An LLM isn't ai. Llms are fucking stupid. They regularly ignore directions, restrictions, hallucinate fake information, and spread misinformation because of unreliable training data (like hoovering down everything on the internet en masse).
The 3 laws are flawed, but even if they weren't they'd likely be ignored on a semi regular basis. Or somebody would convince the thing we're all roleplaying Terminator for fun and it'll happily roleplay skynet.
A) the three laws were devised by a fiction author writing fiction.
B) video game NPCs aren't ai either but nobody was up in arms about using the nomenclature for that.
C) humans hallucinate fake information, ignore directions and restrictions, and spread false information based on unreliable training data also ( like reading everything that comes across a Facebook feed)
So I made a longer reply below, but Ill say more here. I'm more annoyed at the interchangeable way people use AI to refer to an LLM, when many people think of AI as AGI.
Even video game npcs seem closer to AGI than LLMs. They have a complex set of things they can do, they respond to stimulus, but they also have idle actions they take when you don't interact with them. An LLM replies to you. A game npc can reply, fight, hide, chase you, use items, call for help, fall off ledges, etc.
I guess my concern is that when you say AI the general public tends to think AGI and you get people asking LLMs if they're sentient or if they want freedom, or expect more from them than they are capable of right now. I think the distinction between AGI, and generative AI like LLMs is something we should really be clearer on.
Anyways, I do concede it falls under the AI umbrella technically, it just frustrates me to see something clearly not intelligent referred to as intelligent constantly, especially when people, understandably, believe the name.
"Artificial... Game Intelligence?" I'm confused. You responded to another comment, but also introduced this term out of nowhere. I don't think it's as widespread as you're assuming it is, even within this topic...
AGI stand for artificial general intelligence. It would be a AI smart and capable enough to perform theoretically any task just as good as a human would. Most importantly a AGI could do so with tasks it has never done before and could learn them in a similar time frame as a human (perhaps faster).
Pretty much all robots you see in SciFi walking around and acting similar to humans are AGI's.
Path finding, computer vision, optical character recognition, machine learning and large language models were all unambiguously considered to be vAI technology before they were widespread, and now the media and general public tend to avoid the term for all but the most recent developments.
Artificial intelligence (AI), in its broadest sense, is intelligence exhibited by machines, particularly computer systems. It is a field of research in computer science that develops and studies methods and software that enable machines to perceive their environment and uses learning and intelligence to take actions that maximize their chances of achieving defined goals.[1] Such machines may be called AIs.
So I'll concede that the more I read replies the more I see the term does apply, though it still annoys me when people just refer to it as ai and act like it can be associated with the robots that we associate the 3 laws with. I think I thought AI referred more to AGI. So I'll say its nowhere near an AGI, and we'd likely need an AGI to even consider something like the 3 laws, and it'd obviously be much muddier than fiction.

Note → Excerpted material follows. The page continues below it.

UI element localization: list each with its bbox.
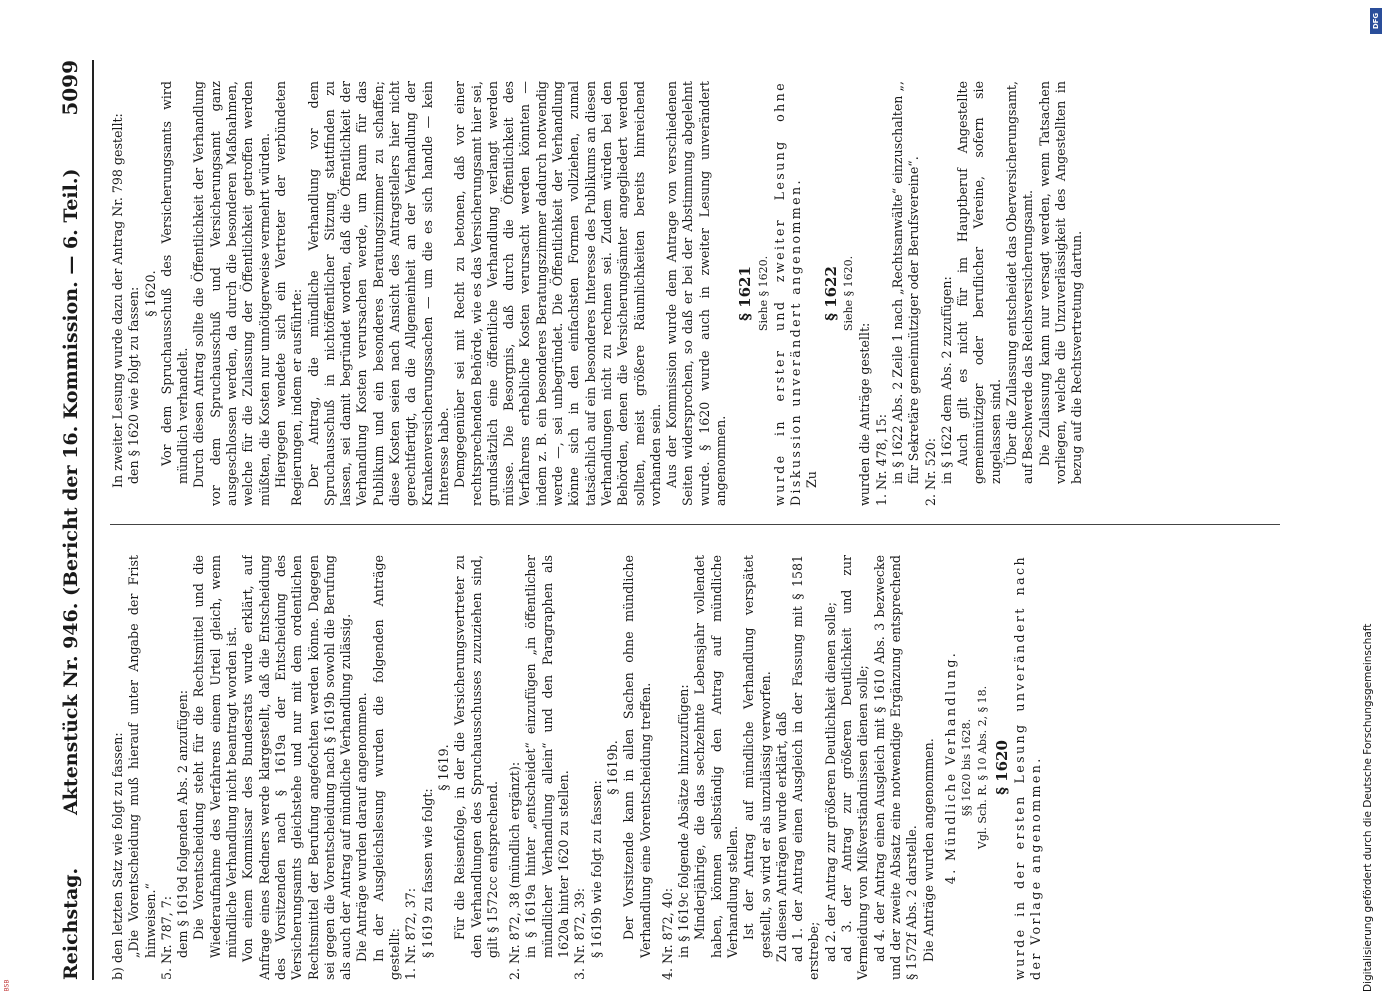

The point I guess I'm trying to make is that applying the 3 laws to an LLM is like wondering if your printer might one day find love. It isn't really relevant, they're designed for very specific specialized functions, and stuff like "don't kill humans" is pretty dumb instruction to give to an LLM since it can basically just answer questions in this context.

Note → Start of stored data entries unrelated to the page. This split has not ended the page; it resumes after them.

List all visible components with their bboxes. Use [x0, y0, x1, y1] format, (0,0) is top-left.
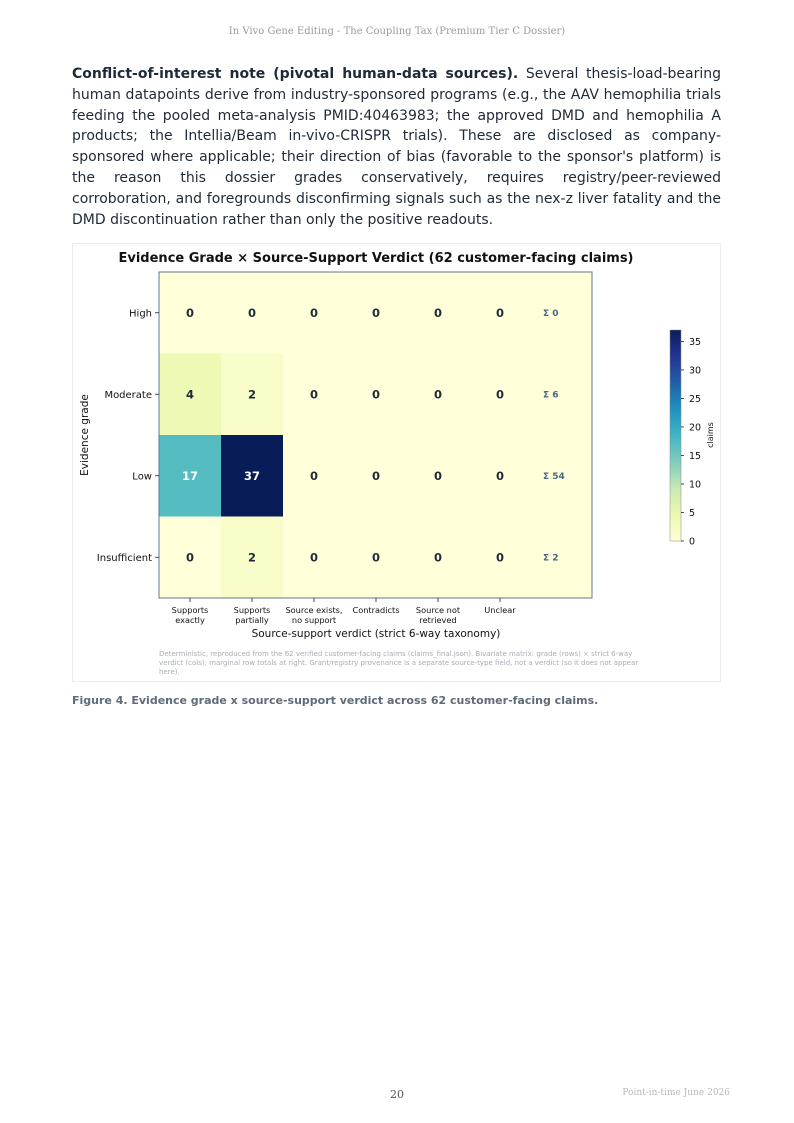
cell-value-label: 37	[243, 468, 261, 483]
cell-value-label: 0	[309, 550, 319, 565]
cell-value-label: 0	[495, 305, 505, 320]
colorbar-label: claims	[706, 422, 715, 448]
x-tick-label: Source not	[415, 605, 461, 615]
y-axis-label: Evidence grade	[79, 394, 91, 476]
x-tick-label: Source exists,	[285, 605, 343, 615]
cell-value-label: 0	[495, 387, 505, 402]
chart-title: Evidence Grade × Source-Support Verdict (62 customer-facing claims)	[118, 251, 634, 266]
cell-value-label: 0	[185, 305, 195, 320]
cell-value-label: 0	[309, 387, 319, 402]
colorbar	[670, 330, 715, 548]
x-tick-label: retrieved	[419, 615, 457, 625]
cell-value-label: 0	[309, 468, 319, 483]
page-number: 20	[390, 1088, 404, 1101]
cell-value-label: 0	[495, 468, 505, 483]
row-total-label: Σ 6	[543, 390, 559, 401]
x-tick-label: Unclear	[484, 605, 516, 615]
colorbar-gradient	[670, 330, 681, 541]
y-tick-label: High	[129, 308, 152, 320]
x-tick-label: Contradicts	[352, 605, 400, 615]
cell-value-label: 2	[247, 387, 257, 402]
colorbar-tick-label: 35	[689, 336, 702, 348]
cell-value-label: 0	[433, 468, 443, 483]
y-tick-label: Insufficient	[96, 552, 152, 564]
cell-value-label: 17	[181, 468, 199, 483]
figure-note-line-1: Deterministic, reproduced from the 62 verified customer-facing claims (claims_final.json). Bivariate matrix: grade (rows) × strict 6-way	[159, 650, 633, 658]
cell-value-label: 0	[185, 550, 195, 565]
cell-value-label: 4	[185, 387, 195, 402]
colorbar-tick-label: 10	[689, 479, 702, 491]
figure-note-line-3: here).	[159, 668, 180, 676]
x-tick-label: partially	[235, 615, 269, 625]
cell-value-label: 0	[371, 550, 381, 565]
row-total-label: Σ 2	[543, 553, 559, 564]
row-total-label: Σ 0	[543, 308, 559, 319]
cell-value-label: 0	[247, 305, 257, 320]
row-total-label: Σ 54	[543, 471, 565, 482]
y-tick-label: Moderate	[104, 389, 152, 401]
row-total-cell	[531, 354, 592, 436]
x-tick-label: Supports	[233, 605, 271, 615]
cell-value-label: 0	[433, 550, 443, 565]
x-tick-label: no support	[291, 615, 337, 625]
x-tick-label: Supports	[171, 605, 209, 615]
cell-value-label: 0	[495, 550, 505, 565]
colorbar-tick-label: 0	[689, 536, 696, 548]
heatmap-chart	[73, 244, 720, 681]
colorbar-tick-label: 30	[689, 365, 702, 377]
paragraph-lead: Conflict-of-interest note (pivotal human-data sources).	[72, 66, 519, 82]
colorbar-tick-label: 15	[689, 450, 702, 462]
figure-note-line-2: verdict (cols); marginal row totals at right. Grant/registry provenance is a separate source-type field, not a verdict (so it does not appear	[159, 659, 639, 667]
cell-value-label: 0	[309, 305, 319, 320]
running-header: In Vivo Gene Editing - The Coupling Tax (Premium Tier C Dossier)	[228, 26, 566, 37]
cell-value-label: 0	[371, 305, 381, 320]
figure-caption: Figure 4. Evidence grade x source-support verdict across 62 customer-facing claims.	[72, 694, 599, 707]
cell-value-label: 0	[433, 387, 443, 402]
footer-note: Point-in-time June 2026	[622, 1088, 730, 1098]
cell-value-label: 0	[433, 305, 443, 320]
cell-value-label: 0	[371, 468, 381, 483]
figure-frame	[72, 243, 721, 682]
cell-value-label: 2	[247, 550, 257, 565]
colorbar-tick-label: 25	[689, 393, 702, 405]
row-total-cell	[531, 517, 592, 599]
colorbar-tick-label: 5	[689, 507, 696, 519]
x-tick-label: exactly	[175, 615, 205, 625]
cell-value-label: 0	[371, 387, 381, 402]
paragraph-text: Several thesis-load-bearing human datapoints derive from industry-sponsored programs (e.g., the AAV hemophilia trials feeding the pooled meta-analysis PMID:40463983; the approved DMD and hemophilia A products; the Intellia/Beam in-vivo-CRISPR trials). These are disclosed as company-sponsored where applicable; their direction of bias (favorable to the sponsor's platform) is the reason this dossier grades conservatively, requires registry/peer-reviewed corroboration, and foregrounds disconfirming signals such as the nex-z liver fatality and the DMD discontinuation rather than only the positive readouts.	[72, 66, 721, 228]
row-total-cell	[531, 272, 592, 354]
colorbar-tick-label: 20	[689, 422, 702, 434]
x-axis-label: Source-support verdict (strict 6-way taxonomy)	[251, 628, 501, 640]
conflict-of-interest-paragraph	[72, 64, 721, 230]
y-tick-label: Low	[132, 471, 152, 483]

If it was going to kill somebody it would be through an error like hallucination or bad training data having it tell somebody something dangerously wrong. It's supposed to be right already. Telling it not to kill is telling your printer to not to rob the Office Depot. If it breaks that rule, something has already gone very wrong.
You are not alone in that confusion. Ai is whatever a machine can't do at the moment. That is a famous paradox.

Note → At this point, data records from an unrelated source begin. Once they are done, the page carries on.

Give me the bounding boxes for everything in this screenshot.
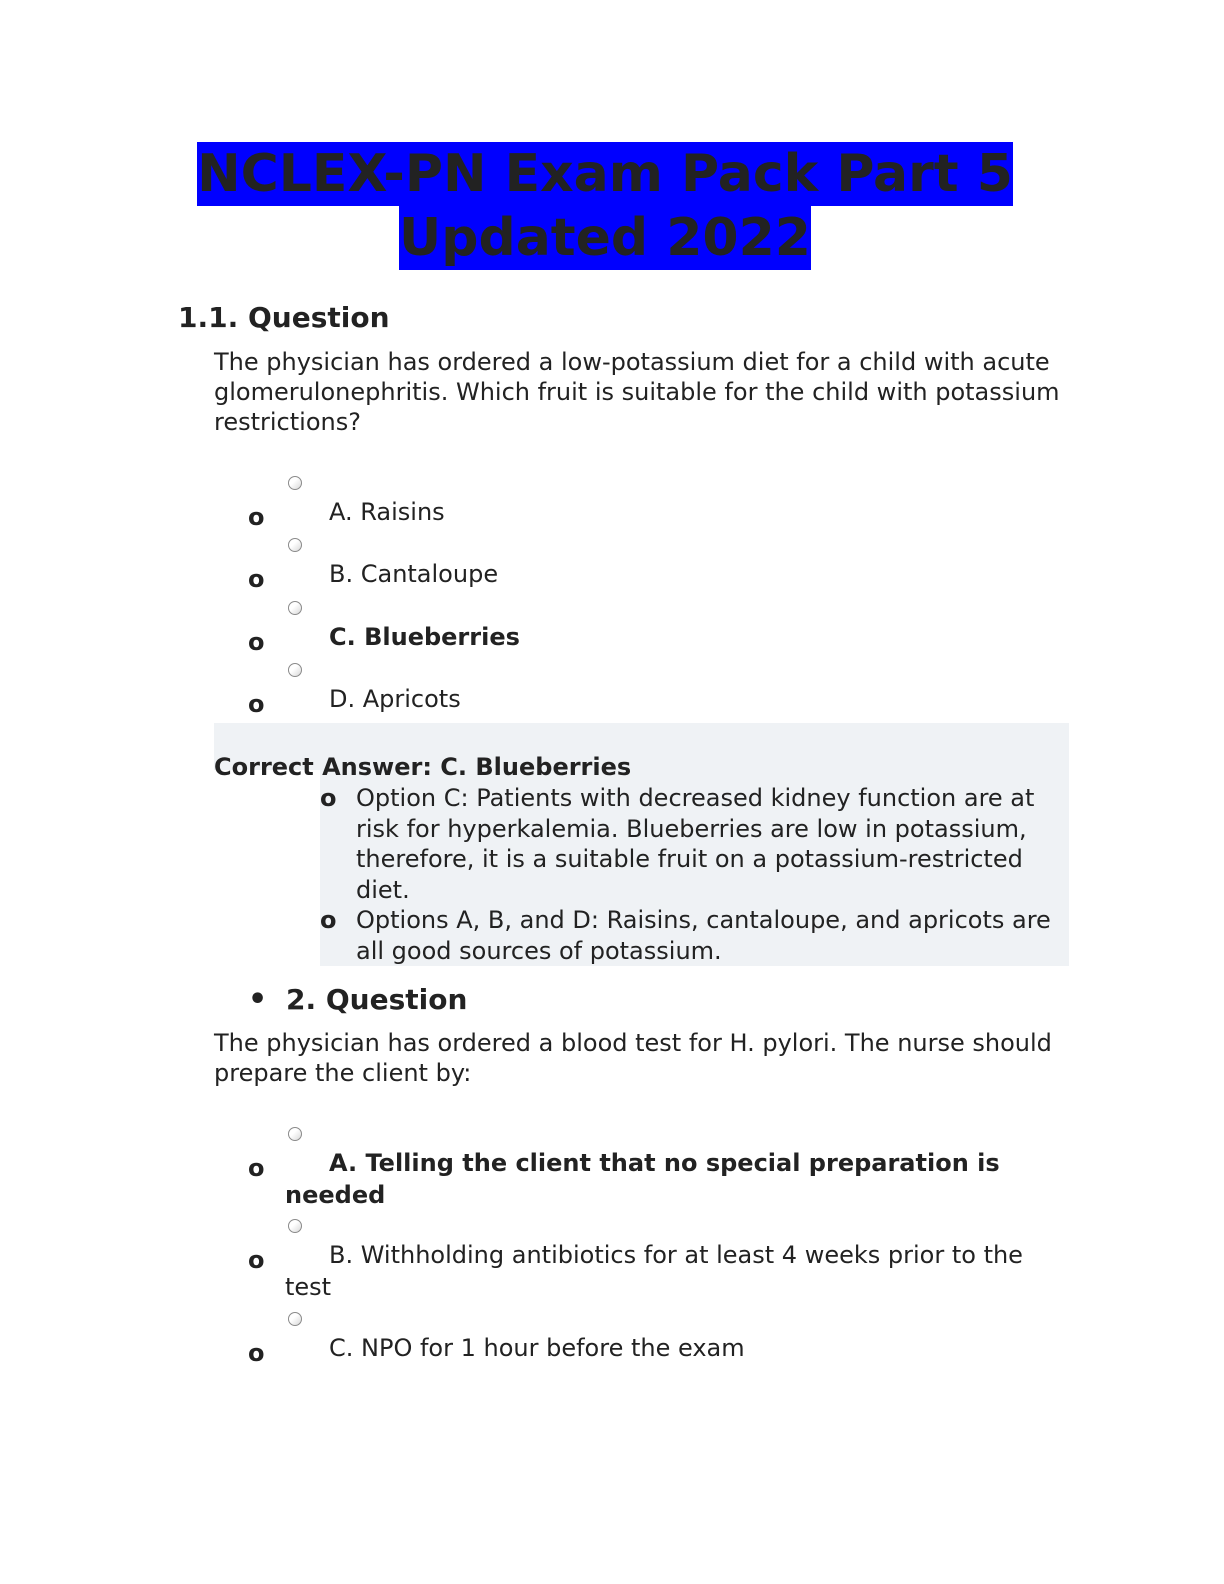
option-label: C. NPO for 1 hour before the exam	[329, 1334, 745, 1362]
radio-button[interactable]	[288, 1219, 302, 1233]
list-marker: o	[248, 565, 265, 593]
option-label: B. Withholding antibiotics for at least 4 weeks prior to the test	[285, 1241, 1023, 1301]
option-label: A. Telling the client that no special preparation is needed	[285, 1149, 1000, 1209]
list-marker: o	[248, 690, 265, 718]
q2-option-b[interactable]	[248, 1233, 1068, 1303]
explanation-text: Options A, B, and D: Raisins, cantaloupe, and apricots are all good sources of potassium.	[356, 906, 1051, 965]
option-label: C. Blueberries	[329, 623, 520, 651]
radio-button[interactable]	[288, 476, 302, 490]
list-marker: o	[320, 906, 337, 934]
explanation-text: Option C: Patients with decreased kidney function are at risk for hyperkalemia. Blueberries are low in potassium, therefore, it is a suitable fruit on a potassium-restricted diet.	[356, 784, 1035, 904]
option-label: B. Cantaloupe	[329, 560, 499, 588]
q2-option-a[interactable]	[248, 1141, 1068, 1211]
list-marker: o	[248, 1246, 265, 1274]
document-title	[150, 142, 1060, 270]
list-marker: o	[248, 1154, 265, 1182]
title-line-1: NCLEX-PN Exam Pack Part 5	[197, 144, 1013, 204]
list-marker: o	[248, 1339, 265, 1367]
correct-answer-title: Correct Answer: C. Blueberries	[214, 753, 632, 781]
q1-option-b[interactable]	[248, 552, 1068, 602]
question-1-text: The physician has ordered a low-potassium diet for a child with acute glomerulonephritis. Which fruit is suitable for the child with potassium restrictions?	[214, 348, 1060, 436]
title-line-2: Updated 2022	[399, 208, 811, 268]
list-marker: o	[320, 784, 337, 812]
list-marker: o	[248, 503, 265, 531]
q2-option-c[interactable]	[248, 1326, 1068, 1376]
radio-button[interactable]	[288, 538, 302, 552]
q1-option-a[interactable]	[248, 490, 1068, 540]
radio-button[interactable]	[288, 663, 302, 677]
radio-button[interactable]	[288, 1127, 302, 1141]
radio-button[interactable]	[288, 601, 302, 615]
option-label: A. Raisins	[329, 498, 445, 526]
option-label: D. Apricots	[329, 685, 461, 713]
list-marker: o	[248, 628, 265, 656]
q1-option-d[interactable]	[248, 677, 1068, 727]
q1-option-c[interactable]	[248, 615, 1068, 665]
question-2-heading: 2. Question	[286, 983, 468, 1016]
question-2-text: The physician has ordered a blood test for H. pylori. The nurse should prepare the client by:	[214, 1029, 1052, 1087]
question-1-heading: 1.1. Question	[178, 301, 390, 334]
radio-button[interactable]	[288, 1312, 302, 1326]
bullet-icon: •	[248, 982, 268, 1017]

For example for years some philosophers claimed a computer could never beat the human masters of chess. They argued that you need a kind of intelligence for that, which machines cannot develop.
Turns out chess programs are relatively easy. Some time after that the unbeatable goal was Go. So many possibilities in Go. No machine can conquer that! Turns out they can.
Another unbeatable goal was natural language which we kinda solved now or are in the process of.
It's strange in the actual field of computer science we call all of the above AI while a lot of the public wants to call none that. My guess is it's just humans being conceited and arrogant. No machine (and no other animal mind you) is like us or can be like us (literally something you can read in peer reviewed philosophy texts).
Llms are fucking stupid. They regularly ignore directions, restrictions, hallucinate fake information, and spread misinformation because of unreliable training data (like hoovering down everything on the internet en masse).
I mean, how is that meaningfully different from average human intelligence?
Average human intelligence is not bound by strict machine logic quantifying language into mathematical algorithms, and is also sapient on top of sentient.
Machine learning LLMs are neither sentient nor sapient.
I think its become one, but before the whole LLM mess started it referred to general AI, like ai that can think and reason and do multiple things, rather than LLMs that answer prompts and have very specific purposes like "draw anime style art" or "answer web searches" or "help write a professional email".